DEV Community

Cover image for What is Microdata?
James Turner for BrandVantage

Posted on • Updated on • Originally published at brandvantage.co

What is Microdata?

Microdata is a HTML standard, created by WHATWG, for describing rich metadata in web pages. This rich metadata can be used by search engines or other computer systems to better understand the content of the web page.

Microdata is made of up a number of attributes including itemscope, itemprop and itemtype. Below is an example of a basic web page using Microdata.

<html>
  <head>
    <title>What is Microdata?</title>
  </head>
  <body itemscope itemtype="https://schema.org/WebPage">
    <article itemscope itemtype="http://schema.org/Article" itemprop="mainEntity">
      <meta itemprop="url" content="https://brandvantage.co/blog/what-is-microdata">
      <meta itemprop="image" content="https://brandvantage.co/blog/2020/images/what-is-microdata-cover.png">
      <h1 itemprop="name headline">What is Microdata?</h1>
      <time itemprop="datePublished" datetime="2020-09-20">20th of September, 2020</time>
      <div itemprop="articleBody">
        Hello and welcome to this example!
      </div>
    </article>
  </body>
</html>
Enter fullscreen mode Exit fullscreen mode

The "itemprop" Attribute

The itemprop attribute defines a name-value pair for data.
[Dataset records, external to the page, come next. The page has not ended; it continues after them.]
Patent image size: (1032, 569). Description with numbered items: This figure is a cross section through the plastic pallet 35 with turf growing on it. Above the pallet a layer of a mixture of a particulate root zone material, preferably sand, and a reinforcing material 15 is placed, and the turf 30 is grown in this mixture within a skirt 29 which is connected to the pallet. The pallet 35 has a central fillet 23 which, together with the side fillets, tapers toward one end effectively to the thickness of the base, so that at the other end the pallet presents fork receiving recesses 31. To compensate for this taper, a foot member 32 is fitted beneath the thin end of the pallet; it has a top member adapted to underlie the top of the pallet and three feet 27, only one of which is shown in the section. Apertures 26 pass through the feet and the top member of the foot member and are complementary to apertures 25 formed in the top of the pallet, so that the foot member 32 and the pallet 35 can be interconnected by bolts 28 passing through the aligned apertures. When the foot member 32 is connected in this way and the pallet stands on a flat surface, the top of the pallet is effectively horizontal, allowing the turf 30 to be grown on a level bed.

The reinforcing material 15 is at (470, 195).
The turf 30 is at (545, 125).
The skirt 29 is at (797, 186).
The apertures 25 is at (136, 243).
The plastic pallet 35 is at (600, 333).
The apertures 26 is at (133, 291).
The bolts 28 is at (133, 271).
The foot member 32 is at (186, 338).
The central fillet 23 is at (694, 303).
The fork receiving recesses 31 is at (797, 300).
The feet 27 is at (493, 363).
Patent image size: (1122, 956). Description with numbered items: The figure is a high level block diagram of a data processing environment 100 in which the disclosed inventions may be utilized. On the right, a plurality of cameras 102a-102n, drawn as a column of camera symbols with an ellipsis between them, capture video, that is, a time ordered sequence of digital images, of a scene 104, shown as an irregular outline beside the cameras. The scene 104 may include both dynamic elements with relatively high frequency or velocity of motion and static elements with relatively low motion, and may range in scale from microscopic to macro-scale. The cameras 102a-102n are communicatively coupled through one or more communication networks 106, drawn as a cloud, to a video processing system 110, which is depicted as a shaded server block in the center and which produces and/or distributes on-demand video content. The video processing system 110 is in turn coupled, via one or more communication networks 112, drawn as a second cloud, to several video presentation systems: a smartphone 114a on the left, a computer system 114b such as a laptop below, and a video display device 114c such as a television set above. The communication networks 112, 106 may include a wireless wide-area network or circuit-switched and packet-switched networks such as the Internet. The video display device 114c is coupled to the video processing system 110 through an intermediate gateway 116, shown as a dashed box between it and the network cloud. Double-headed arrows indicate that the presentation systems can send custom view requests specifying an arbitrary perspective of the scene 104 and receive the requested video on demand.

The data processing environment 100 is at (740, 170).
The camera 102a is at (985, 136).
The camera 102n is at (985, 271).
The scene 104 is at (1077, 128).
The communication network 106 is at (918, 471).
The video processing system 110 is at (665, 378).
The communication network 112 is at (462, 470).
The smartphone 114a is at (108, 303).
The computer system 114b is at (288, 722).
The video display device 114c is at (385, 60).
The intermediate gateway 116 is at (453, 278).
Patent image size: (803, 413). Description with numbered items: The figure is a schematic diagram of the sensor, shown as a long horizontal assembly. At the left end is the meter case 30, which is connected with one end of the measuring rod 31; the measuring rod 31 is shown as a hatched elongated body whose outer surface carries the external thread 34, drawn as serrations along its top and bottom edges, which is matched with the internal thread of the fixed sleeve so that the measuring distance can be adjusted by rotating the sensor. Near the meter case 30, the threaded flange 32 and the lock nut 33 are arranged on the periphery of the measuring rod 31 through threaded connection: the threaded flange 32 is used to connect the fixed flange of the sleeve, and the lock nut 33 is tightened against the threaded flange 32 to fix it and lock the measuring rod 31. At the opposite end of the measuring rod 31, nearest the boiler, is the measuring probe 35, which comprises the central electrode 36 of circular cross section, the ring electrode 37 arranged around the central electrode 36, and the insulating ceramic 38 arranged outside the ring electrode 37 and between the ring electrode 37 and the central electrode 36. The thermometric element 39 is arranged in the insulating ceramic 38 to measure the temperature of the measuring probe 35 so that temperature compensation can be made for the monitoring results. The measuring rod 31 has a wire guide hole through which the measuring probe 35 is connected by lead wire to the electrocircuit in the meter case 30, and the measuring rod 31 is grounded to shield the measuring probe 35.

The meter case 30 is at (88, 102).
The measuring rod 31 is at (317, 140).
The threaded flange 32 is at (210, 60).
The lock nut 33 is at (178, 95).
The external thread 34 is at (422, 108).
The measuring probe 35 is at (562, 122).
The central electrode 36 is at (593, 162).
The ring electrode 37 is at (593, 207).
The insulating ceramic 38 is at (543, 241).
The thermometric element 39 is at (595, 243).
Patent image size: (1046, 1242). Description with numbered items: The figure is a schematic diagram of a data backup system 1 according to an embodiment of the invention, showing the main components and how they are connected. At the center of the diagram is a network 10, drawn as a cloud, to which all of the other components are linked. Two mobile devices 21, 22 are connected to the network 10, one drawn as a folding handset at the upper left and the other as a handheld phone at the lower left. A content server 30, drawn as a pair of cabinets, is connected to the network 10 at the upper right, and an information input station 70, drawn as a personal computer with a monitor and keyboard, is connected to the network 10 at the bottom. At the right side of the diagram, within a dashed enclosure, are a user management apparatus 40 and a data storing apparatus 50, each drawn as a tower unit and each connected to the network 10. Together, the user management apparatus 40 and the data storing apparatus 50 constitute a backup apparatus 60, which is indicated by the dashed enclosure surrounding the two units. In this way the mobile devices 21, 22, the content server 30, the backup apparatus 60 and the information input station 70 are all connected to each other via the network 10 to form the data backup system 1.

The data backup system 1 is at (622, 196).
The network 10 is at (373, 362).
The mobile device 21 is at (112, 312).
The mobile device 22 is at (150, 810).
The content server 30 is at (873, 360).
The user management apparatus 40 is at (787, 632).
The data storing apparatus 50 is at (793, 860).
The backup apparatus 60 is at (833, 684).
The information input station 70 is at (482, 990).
The value associated to the property can be derived from:

  • The inner text content of the tag
  • The content attribute (if defined)
  • The src attribute (for img, audio, video, iframe etc tags)
  • The href attribute (for link or a tags)
  • The value attribute (for data or meter tags)
  • The datetime attribute (for time tags)

An item property can also contain a group of name-value pairs through the use of the itemscope attribute. Additionally, the value on the itemprop attribute may refer to multiple properties.

You can see a number of different examples of itemprop in the previous example.

Grouping Properties Together

<article itemscope itemtype="http://schema.org/Article" itemprop="mainEntity">
Enter fullscreen mode Exit fullscreen mode

With the use of itemscope attribute here, the "mainEntity" property is grouping other name-value pairs together.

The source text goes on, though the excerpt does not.